ERIC Number: ED216065
Record Type: RIE
Publication Date: 1982-Mar
Reference Count: 0
Differential Effects of Organizational Processes on High and Low Achieving Students.
Madhere, Serge; Azumi, Jann
Pupils, teachers, and principals in urban elementary schools were interviewed to determine how administrative leadership styles and types of feedback mechanisms affect the academic achievement of two groups of pupils: those enrolled in Title I remedial reading programs, and those enrolled in the regular curriculum. Two components of administrative leadership were investigated: a principal's concern for group/person maintenance, as demonstrated in his ability to consider teachers' opinions and needs in decision making; and his emphasis on task, determined by his familiarity with classrooms and clasroom strategies. The types of feedback mechanisms were the degree to which teachers monitored pupils' work and progress, and the school's concern for pupil socialization and development.
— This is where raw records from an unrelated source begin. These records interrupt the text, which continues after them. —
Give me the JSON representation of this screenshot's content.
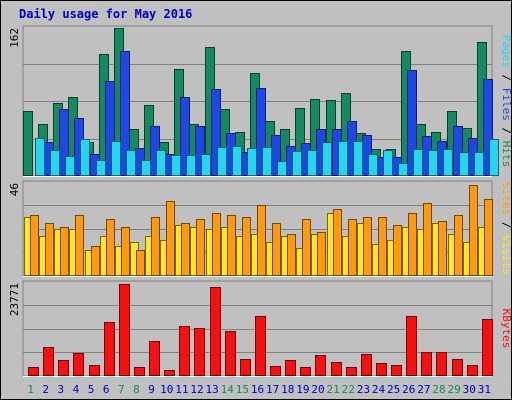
{
  "chart_data": [
    {
      "type": "bar",
      "title": "Daily usage for May 2016",
      "categories": [
        "1",
        "2",
        "3",
        "4",
        "5",
        "6",
        "7",
        "8",
        "9",
        "10",
        "11",
        "12",
        "13",
        "14",
        "15",
        "16",
        "17",
        "18",
        "19",
        "20",
        "21",
        "22",
        "23",
        "24",
        "25",
        "26",
        "27",
        "28",
        "29",
        "30",
        "31"
      ],
      "weekend_days": [
        "1",
        "7",
        "8",
        "14",
        "15",
        "21",
        "22",
        "28",
        "29"
      ],
      "y_max_label": "162",
      "ylim": [
        0,
        162
      ],
      "series": [
        {
          "name": "Hits",
          "color": "#138a5f",
          "values": [
            71,
            57,
            80,
            86,
            37,
            134,
            162,
            51,
            78,
            37,
            117,
            57,
            141,
            73,
            48,
            113,
            60,
            51,
            74,
            84,
            83,
            91,
            47,
            30,
            30,
            137,
            57,
            48,
            71,
            53,
            147
          ]
        },
        {
          "name": "Files",
          "color": "#1e47e6",
          "values": [
            0,
            37,
            73,
            63,
            24,
            104,
            137,
            31,
            55,
            24,
            86,
            55,
            95,
            47,
            26,
            96,
            45,
            33,
            36,
            51,
            51,
            60,
            45,
            21,
            21,
            116,
            44,
            38,
            55,
            42,
            106
          ]
        },
        {
          "name": "Pages",
          "color": "#25d7ee",
          "values": [
            42,
            28,
            22,
            40,
            17,
            38,
            29,
            18,
            29,
            23,
            23,
            24,
            32,
            33,
            31,
            32,
            16,
            27,
            29,
            37,
            38,
            38,
            24,
            29,
            14,
            30,
            28,
            30,
            26,
            26,
            41
          ]
        }
      ],
      "series_label_text": [
        "Pages",
        "Files",
        "Hits"
      ]
    },
    {
      "type": "bar",
      "y_max_label": "46",
      "ylim": [
        0,
        46
      ],
      "series": [
        {
          "name": "Visits",
          "color": "#ffe620",
          "values": [
            29,
            20,
            23,
            23,
            13,
            20,
            15,
            17,
            20,
            18,
            25,
            24,
            23,
            24,
            20,
            21,
            17,
            20,
            14,
            21,
            31,
            20,
            26,
            16,
            18,
            24,
            23,
            26,
            21,
            17,
            24
          ]
        },
        {
          "name": "Sites",
          "color": "#ff9a10",
          "values": [
            30,
            26,
            24,
            30,
            15,
            28,
            24,
            13,
            29,
            37,
            26,
            28,
            31,
            30,
            29,
            35,
            26,
            21,
            28,
            22,
            33,
            28,
            29,
            29,
            25,
            31,
            36,
            27,
            30,
            45,
            38
          ]
        }
      ],
      "series_label_text": [
        "Sites",
        "Visits"
      ]
    },
    {
      "type": "bar",
      "y_max_label": "23771",
      "ylim": [
        0,
        23771
      ],
      "series": [
        {
          "name": "KBytes",
          "color": "#f61010",
          "values": [
            2210,
            7380,
            3970,
            5940,
            2910,
            13790,
            23630,
            2210,
            8940,
            1620,
            12860,
            12290,
            22800,
            11420,
            4340,
            15430,
            2520,
            4030,
            2230,
            5410,
            3600,
            2420,
            5740,
            3230,
            2840,
            15250,
            6250,
            6250,
            4460,
            2870,
            14610
          ]
        }
      ],
      "series_label_text": [
        "KBytes"
      ]
    }
  ],
  "colors": {
    "background": "#c0c0c0",
    "plot": "#c0c0c0",
    "title": "#0000c0",
    "weekday_label": "#138a5f",
    "weekend_label": "#138a5f",
    "weekday_text": "#0000c0"
  }
}
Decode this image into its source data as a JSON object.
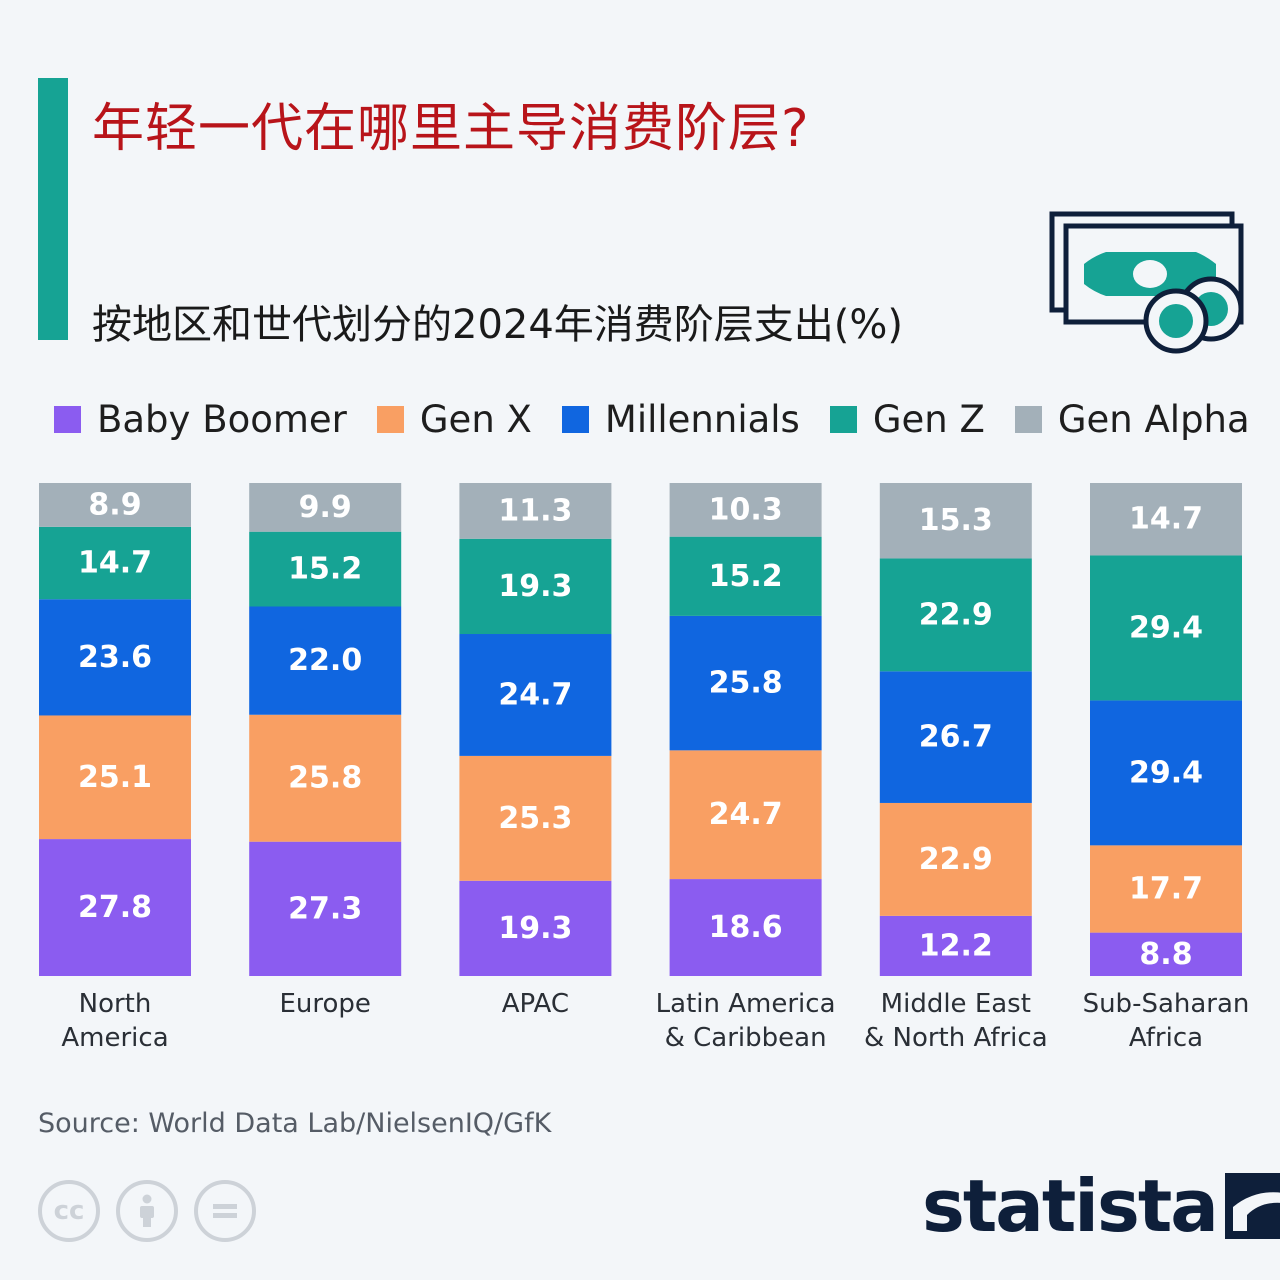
{
  "title": "年轻一代在哪里主导消费阶层?",
  "subtitle": "按地区和世代划分的2024年消费阶层支出(%)",
  "source": "Source: World Data Lab/NielsenIQ/GfK",
  "brand": "statista",
  "icons": [
    "money-bills-icon",
    "creative-commons-icon",
    "attribution-icon",
    "no-derivatives-icon",
    "statista-logo-icon"
  ],
  "colors": {
    "accent": "#16a394",
    "title": "#b8141a",
    "Baby Boomer": "#8b5cf0",
    "Gen X": "#f99f63",
    "Millennials": "#1066e0",
    "Gen Z": "#16a394",
    "Gen Alpha": "#a3b0b9"
  },
  "chart_data": {
    "type": "bar",
    "stacked": true,
    "unit": "%",
    "categories": [
      [
        "North",
        "America"
      ],
      [
        "Europe"
      ],
      [
        "APAC"
      ],
      [
        "Latin America",
        "& Caribbean"
      ],
      [
        "Middle East",
        "& North Africa"
      ],
      [
        "Sub-Saharan",
        "Africa"
      ]
    ],
    "series": [
      {
        "name": "Baby Boomer",
        "values": [
          27.8,
          27.3,
          19.3,
          18.6,
          12.2,
          8.8
        ]
      },
      {
        "name": "Gen X",
        "values": [
          25.1,
          25.8,
          25.3,
          24.7,
          22.9,
          17.7
        ]
      },
      {
        "name": "Millennials",
        "values": [
          23.6,
          22.0,
          24.7,
          25.8,
          26.7,
          29.4
        ]
      },
      {
        "name": "Gen Z",
        "values": [
          14.7,
          15.2,
          19.3,
          15.2,
          22.9,
          29.4
        ]
      },
      {
        "name": "Gen Alpha",
        "values": [
          8.9,
          9.9,
          11.3,
          10.3,
          15.3,
          14.7
        ]
      }
    ],
    "legend_position": "top",
    "grid": false,
    "ylim": [
      0,
      100
    ]
  }
}
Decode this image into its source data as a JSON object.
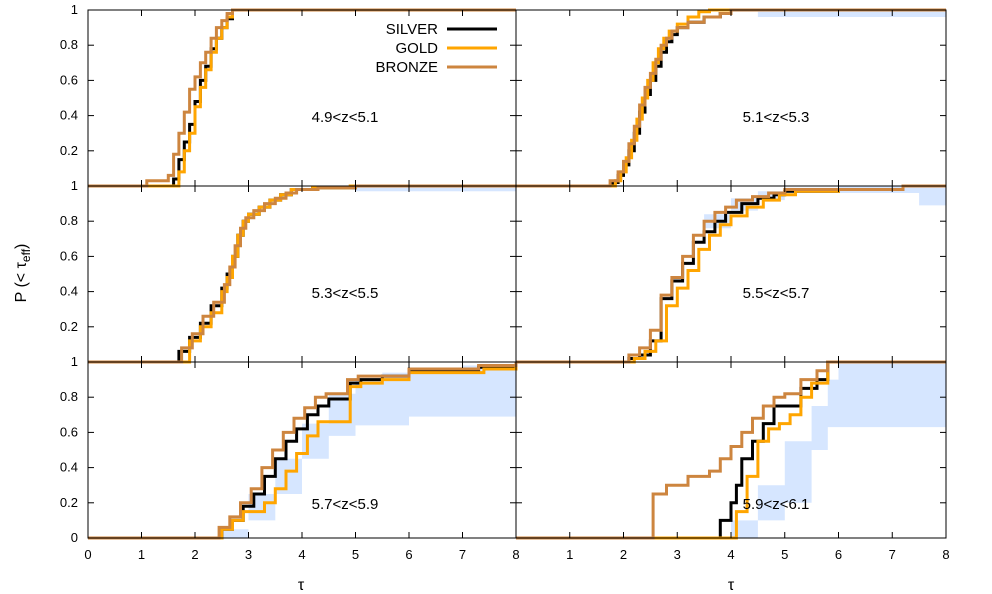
{
  "chart_data": {
    "type": "line",
    "ylabel": "P (< τ",
    "ylabel_sub": "eff",
    "ylabel_tail": ")",
    "xlabel": "τ",
    "xlim": [
      0,
      8
    ],
    "ylim": [
      0,
      1
    ],
    "x_ticks": [
      "0",
      "1",
      "2",
      "3",
      "4",
      "5",
      "6",
      "7",
      "8"
    ],
    "y_ticks": [
      "0",
      "0.2",
      "0.4",
      "0.6",
      "0.8",
      "1"
    ],
    "legend": {
      "placement": "top-right of first panel",
      "entries": [
        {
          "name": "SILVER",
          "color": "#000000"
        },
        {
          "name": "GOLD",
          "color": "#ffa500"
        },
        {
          "name": "BRONZE",
          "color": "#cd853f"
        }
      ]
    },
    "band_color": "#d6e6ff",
    "panels": [
      {
        "annotation": "4.9<z<5.1",
        "band": [],
        "series": [
          {
            "name": "SILVER",
            "x": [
              0,
              1.55,
              1.6,
              1.7,
              1.8,
              1.9,
              2.0,
              2.1,
              2.2,
              2.3,
              2.4,
              2.5,
              2.6,
              2.7,
              2.8,
              8
            ],
            "y": [
              0,
              0,
              0.04,
              0.15,
              0.25,
              0.35,
              0.48,
              0.6,
              0.68,
              0.78,
              0.84,
              0.9,
              0.95,
              1,
              1,
              1
            ]
          },
          {
            "name": "GOLD",
            "x": [
              0,
              1.6,
              1.7,
              1.8,
              1.9,
              2.0,
              2.1,
              2.2,
              2.3,
              2.4,
              2.5,
              2.6,
              2.7,
              2.8,
              8
            ],
            "y": [
              0,
              0,
              0.08,
              0.2,
              0.3,
              0.45,
              0.56,
              0.66,
              0.76,
              0.84,
              0.9,
              0.96,
              1,
              1,
              1
            ]
          },
          {
            "name": "BRONZE",
            "x": [
              0,
              1.05,
              1.1,
              1.4,
              1.5,
              1.6,
              1.7,
              1.8,
              1.9,
              2.0,
              2.1,
              2.2,
              2.3,
              2.4,
              2.5,
              2.6,
              2.7,
              8
            ],
            "y": [
              0,
              0,
              0.03,
              0.03,
              0.06,
              0.18,
              0.3,
              0.42,
              0.55,
              0.62,
              0.7,
              0.76,
              0.84,
              0.9,
              0.94,
              0.98,
              1,
              1
            ]
          }
        ]
      },
      {
        "annotation": "5.1<z<5.3",
        "band": [
          [
            0,
            0,
            0
          ],
          [
            4.0,
            0.99,
            1
          ],
          [
            4.5,
            0.96,
            1
          ],
          [
            8,
            0.96,
            1
          ]
        ],
        "series": [
          {
            "name": "SILVER",
            "x": [
              0,
              1.6,
              1.8,
              1.9,
              2.0,
              2.1,
              2.2,
              2.3,
              2.4,
              2.5,
              2.6,
              2.7,
              2.8,
              2.9,
              3.0,
              3.2,
              3.5,
              3.8,
              4.0,
              8
            ],
            "y": [
              0,
              0,
              0.02,
              0.06,
              0.12,
              0.2,
              0.3,
              0.42,
              0.52,
              0.6,
              0.68,
              0.76,
              0.82,
              0.86,
              0.9,
              0.93,
              0.96,
              0.98,
              1,
              1
            ]
          },
          {
            "name": "GOLD",
            "x": [
              0,
              1.65,
              1.85,
              1.95,
              2.05,
              2.15,
              2.25,
              2.35,
              2.45,
              2.55,
              2.65,
              2.75,
              2.85,
              3.0,
              3.2,
              3.4,
              3.6,
              8
            ],
            "y": [
              0,
              0,
              0.03,
              0.08,
              0.16,
              0.26,
              0.38,
              0.5,
              0.6,
              0.7,
              0.78,
              0.84,
              0.88,
              0.92,
              0.96,
              0.99,
              1,
              1
            ]
          },
          {
            "name": "BRONZE",
            "x": [
              0,
              1.55,
              1.75,
              1.9,
              2.0,
              2.1,
              2.2,
              2.3,
              2.4,
              2.5,
              2.6,
              2.7,
              2.8,
              2.9,
              3.0,
              3.2,
              3.5,
              3.8,
              4.0,
              8
            ],
            "y": [
              0,
              0,
              0.03,
              0.08,
              0.14,
              0.24,
              0.34,
              0.46,
              0.56,
              0.64,
              0.72,
              0.8,
              0.84,
              0.88,
              0.9,
              0.93,
              0.96,
              0.98,
              1,
              1
            ]
          }
        ]
      },
      {
        "annotation": "5.3<z<5.5",
        "band": [
          [
            0,
            0,
            0
          ],
          [
            4.5,
            0.99,
            1
          ],
          [
            5,
            0.97,
            1
          ],
          [
            8,
            0.97,
            1
          ]
        ],
        "series": [
          {
            "name": "SILVER",
            "x": [
              0,
              1.55,
              1.7,
              1.9,
              2.1,
              2.3,
              2.5,
              2.6,
              2.7,
              2.8,
              2.9,
              3.0,
              3.2,
              3.4,
              3.6,
              3.8,
              4.2,
              5.0,
              8
            ],
            "y": [
              0,
              0,
              0.06,
              0.14,
              0.22,
              0.32,
              0.42,
              0.5,
              0.6,
              0.72,
              0.8,
              0.84,
              0.88,
              0.92,
              0.95,
              0.98,
              0.99,
              1,
              1
            ]
          },
          {
            "name": "GOLD",
            "x": [
              0,
              1.75,
              1.9,
              2.1,
              2.3,
              2.5,
              2.6,
              2.7,
              2.8,
              2.9,
              3.0,
              3.2,
              3.4,
              3.6,
              3.8,
              4.2,
              4.9,
              8
            ],
            "y": [
              0,
              0,
              0.12,
              0.2,
              0.28,
              0.4,
              0.48,
              0.6,
              0.72,
              0.8,
              0.84,
              0.88,
              0.92,
              0.95,
              0.98,
              0.99,
              1,
              1
            ]
          },
          {
            "name": "BRONZE",
            "x": [
              0,
              1.6,
              1.75,
              1.95,
              2.15,
              2.35,
              2.55,
              2.65,
              2.75,
              2.85,
              2.95,
              3.1,
              3.3,
              3.5,
              3.7,
              3.9,
              4.3,
              5.0,
              8
            ],
            "y": [
              0,
              0,
              0.08,
              0.16,
              0.26,
              0.34,
              0.44,
              0.54,
              0.66,
              0.76,
              0.82,
              0.86,
              0.9,
              0.93,
              0.96,
              0.98,
              0.99,
              1,
              1
            ]
          }
        ]
      },
      {
        "annotation": "5.5<z<5.7",
        "band": [
          [
            0,
            0,
            0
          ],
          [
            2.5,
            0.0,
            0
          ],
          [
            3.5,
            0.76,
            0.84
          ],
          [
            4.0,
            0.86,
            0.93
          ],
          [
            4.5,
            0.92,
            0.97
          ],
          [
            5.0,
            0.96,
            0.99
          ],
          [
            6.0,
            0.96,
            1
          ],
          [
            7.5,
            0.89,
            1
          ],
          [
            8,
            0.89,
            1
          ]
        ],
        "series": [
          {
            "name": "SILVER",
            "x": [
              0,
              1.9,
              2.1,
              2.3,
              2.5,
              2.7,
              2.9,
              3.1,
              3.3,
              3.5,
              3.7,
              3.9,
              4.2,
              4.5,
              4.8,
              5.0,
              6.0,
              7.2,
              8
            ],
            "y": [
              0,
              0,
              0.02,
              0.04,
              0.12,
              0.36,
              0.46,
              0.56,
              0.68,
              0.74,
              0.8,
              0.85,
              0.9,
              0.93,
              0.95,
              0.97,
              0.98,
              1,
              1
            ]
          },
          {
            "name": "GOLD",
            "x": [
              0,
              2.0,
              2.2,
              2.4,
              2.6,
              2.8,
              3.0,
              3.2,
              3.4,
              3.6,
              3.8,
              4.0,
              4.3,
              4.6,
              4.9,
              5.2,
              6.0,
              7.2,
              8
            ],
            "y": [
              0,
              0,
              0.02,
              0.06,
              0.12,
              0.32,
              0.42,
              0.52,
              0.64,
              0.72,
              0.78,
              0.83,
              0.88,
              0.92,
              0.95,
              0.97,
              0.98,
              1,
              1
            ]
          },
          {
            "name": "BRONZE",
            "x": [
              0,
              1.9,
              2.1,
              2.3,
              2.5,
              2.7,
              2.9,
              3.1,
              3.3,
              3.5,
              3.7,
              3.9,
              4.1,
              4.4,
              4.7,
              5.0,
              6.0,
              7.2,
              8
            ],
            "y": [
              0,
              0,
              0.04,
              0.08,
              0.18,
              0.38,
              0.48,
              0.6,
              0.72,
              0.8,
              0.85,
              0.88,
              0.92,
              0.94,
              0.96,
              0.98,
              0.98,
              1,
              1
            ]
          }
        ]
      },
      {
        "annotation": "5.7<z<5.9",
        "band": [
          [
            0,
            0,
            0
          ],
          [
            2.5,
            0.0,
            0.05
          ],
          [
            3.0,
            0.1,
            0.25
          ],
          [
            3.5,
            0.25,
            0.45
          ],
          [
            4.0,
            0.45,
            0.65
          ],
          [
            4.5,
            0.58,
            0.82
          ],
          [
            5.0,
            0.64,
            0.9
          ],
          [
            5.5,
            0.64,
            0.94
          ],
          [
            6.0,
            0.69,
            0.96
          ],
          [
            7.0,
            0.69,
            0.98
          ],
          [
            8,
            0.69,
            1
          ]
        ],
        "series": [
          {
            "name": "SILVER",
            "x": [
              0,
              2.35,
              2.5,
              2.7,
              2.9,
              3.1,
              3.3,
              3.5,
              3.7,
              3.9,
              4.1,
              4.3,
              4.5,
              4.9,
              5.1,
              5.5,
              6.0,
              7.3,
              8
            ],
            "y": [
              0,
              0,
              0.05,
              0.1,
              0.18,
              0.25,
              0.35,
              0.45,
              0.55,
              0.62,
              0.7,
              0.75,
              0.79,
              0.88,
              0.9,
              0.92,
              0.95,
              0.97,
              1
            ]
          },
          {
            "name": "GOLD",
            "x": [
              0,
              2.3,
              2.5,
              2.7,
              2.9,
              3.1,
              3.3,
              3.5,
              3.7,
              3.9,
              4.1,
              4.3,
              4.5,
              4.9,
              5.1,
              5.5,
              6.0,
              7.4,
              8
            ],
            "y": [
              0,
              0,
              0.05,
              0.1,
              0.15,
              0.15,
              0.2,
              0.28,
              0.38,
              0.48,
              0.58,
              0.66,
              0.66,
              0.86,
              0.88,
              0.9,
              0.94,
              0.96,
              1
            ]
          },
          {
            "name": "BRONZE",
            "x": [
              0,
              2.25,
              2.45,
              2.65,
              2.85,
              3.05,
              3.25,
              3.45,
              3.65,
              3.85,
              4.05,
              4.25,
              4.45,
              4.85,
              5.05,
              5.45,
              6.0,
              7.3,
              8
            ],
            "y": [
              0,
              0,
              0.06,
              0.12,
              0.2,
              0.28,
              0.4,
              0.5,
              0.6,
              0.68,
              0.74,
              0.8,
              0.82,
              0.9,
              0.92,
              0.92,
              0.96,
              0.98,
              1
            ]
          }
        ]
      },
      {
        "annotation": "5.9<z<6.1",
        "band": [
          [
            0,
            0,
            0
          ],
          [
            3.6,
            0.0,
            0
          ],
          [
            4.0,
            0.0,
            0.1
          ],
          [
            4.5,
            0.1,
            0.3
          ],
          [
            5.0,
            0.2,
            0.55
          ],
          [
            5.5,
            0.5,
            0.75
          ],
          [
            5.8,
            0.63,
            0.9
          ],
          [
            6.0,
            0.63,
            1
          ],
          [
            8,
            0.63,
            1
          ]
        ],
        "series": [
          {
            "name": "SILVER",
            "x": [
              0,
              3.75,
              3.8,
              3.9,
              4.0,
              4.1,
              4.2,
              4.4,
              4.6,
              4.8,
              5.0,
              5.3,
              5.6,
              5.8,
              8
            ],
            "y": [
              0,
              0,
              0.1,
              0.1,
              0.2,
              0.3,
              0.45,
              0.55,
              0.65,
              0.75,
              0.75,
              0.85,
              0.9,
              1,
              1
            ]
          },
          {
            "name": "GOLD",
            "x": [
              0,
              4.0,
              4.1,
              4.3,
              4.5,
              4.7,
              4.9,
              5.1,
              5.3,
              5.5,
              5.8,
              8
            ],
            "y": [
              0,
              0,
              0.15,
              0.35,
              0.55,
              0.62,
              0.65,
              0.7,
              0.8,
              0.88,
              1,
              1
            ]
          },
          {
            "name": "BRONZE",
            "x": [
              0,
              2.45,
              2.55,
              2.8,
              3.0,
              3.2,
              3.6,
              3.8,
              4.0,
              4.2,
              4.4,
              4.6,
              4.8,
              5.0,
              5.3,
              5.6,
              5.8,
              8
            ],
            "y": [
              0,
              0,
              0.25,
              0.3,
              0.3,
              0.35,
              0.38,
              0.45,
              0.52,
              0.6,
              0.68,
              0.75,
              0.8,
              0.82,
              0.9,
              0.95,
              1,
              1
            ]
          }
        ]
      }
    ]
  }
}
It was found that while a task oriented principal might seek to influence educational processes more systematically than a person oriented principal, the latter was more likely to elicit stronger response or commitment. Children with remedial needs were observed to respond to school management practices oriented toward social integration (group maintenance and pupil socialization), while children in the regular curriculum were found to respond better to practices oriented toward academic intensity (task orientation and classwork monitoring). The results suqgest that improving academic achievement requires the use of different methods among different groups of pupils. (MJL)
Publication Type: Reports - Research; Speeches/Meeting Papers
Education Level: N/A
Authoring Institution: N/A
Note: Paper presented at the Annual Meeting of the American Educational Research Association (New York, NY, March, 1982).